Personal information
- Full name: Trésor Gautier Makunda
- Nationality: French
- Born: 15 September 1983 (age 42) Kinshasa, Zaire
- Height: 180 cm (5 ft 11 in)

Sport
- Country: France
- Sport: Athletics
- Disability class: T11
- Club: CA Montreuil
- Coached by: Jean-Baptiste Souche (national) Guy Ontanon (personal)

Medal record
Men's para athletics
Representing France
Paralympic Games
| Silver medal – second place | 2004 Athens | 100 m T11 |
| Bronze medal – third place | 2008 Beijing | 100 m T11 |
| Bronze medal – third place | 2008 Beijing | 100 m relay T11–13 |
| Bronze medal – third place | 2012 London | 400 m T11 |
| Bronze medal – third place | 2020 Tokyo | 400 m T11 |
World Championships
| Gold medal – first place | 2006 Assen | 100 m T11 |
| Silver medal – second place | 2025 New Delhi | 400 m T11 |
| Bronze medal – third place | 2013 Lyon | 100 m relay T11–13 |
European Championships
| Silver medal – second place | 2014 Swansea | 100 m relay T11–13 |

= Gautier Makunda =

French Paralympic athlete

Trésor Gautier Makunda (born 15 September 1983) is a Paralympian athlete from France competing mainly in category T11 sprint events.

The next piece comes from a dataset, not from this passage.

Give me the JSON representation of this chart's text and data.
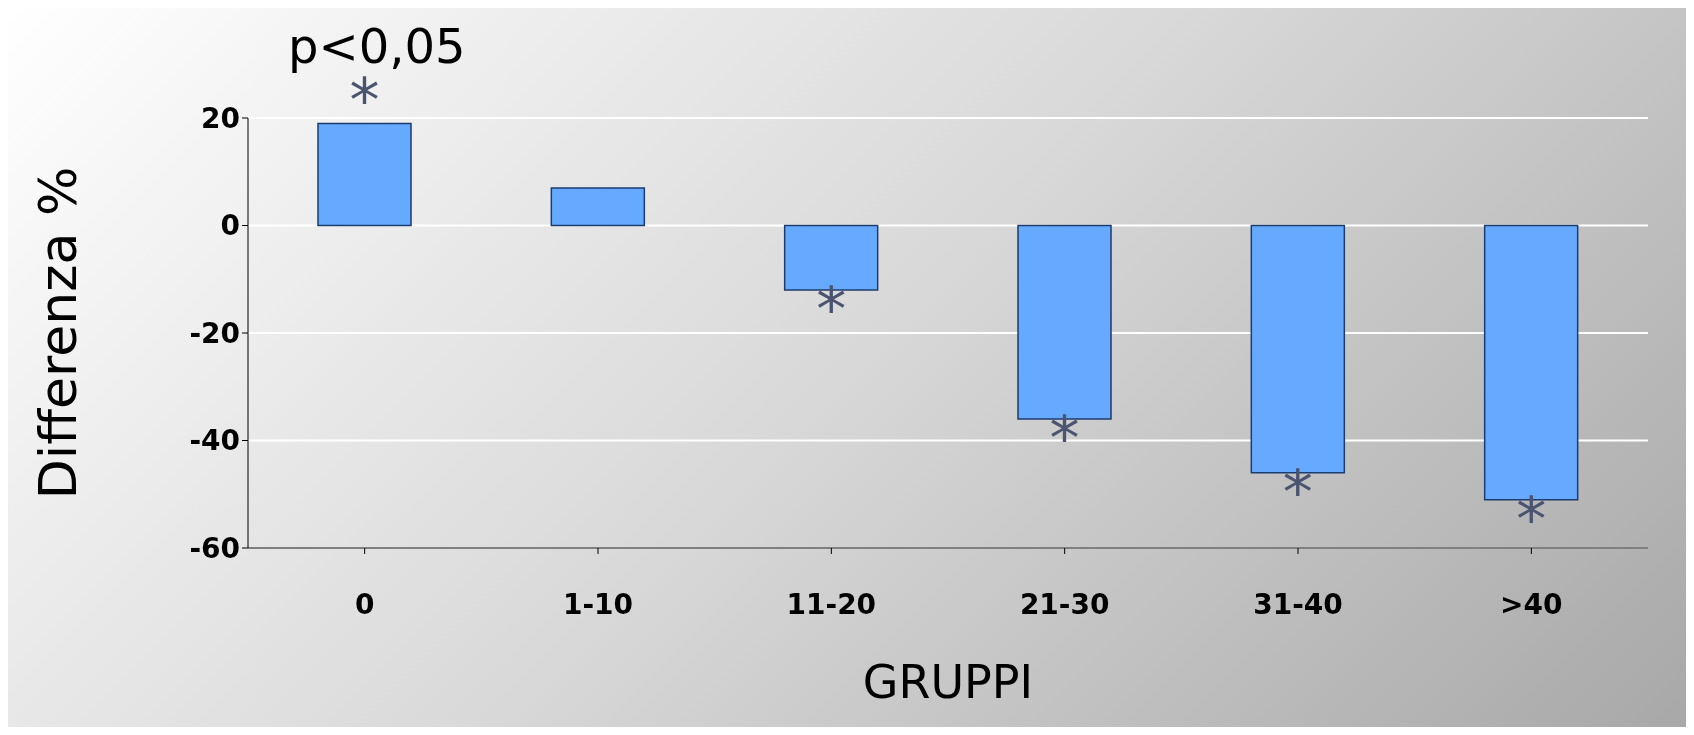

Makunda has won a total of one silver and three bronze medals across three Summer Paralympics, beginning with a second-place finish in the T11 10mm sprint at the 2004 Summer Paralympics in Athens. He is a regular member of the French relay team in the T11–13 4 × 100 m relay.

He appeared in the 2011 Regis Wargnier film La Ligne droite.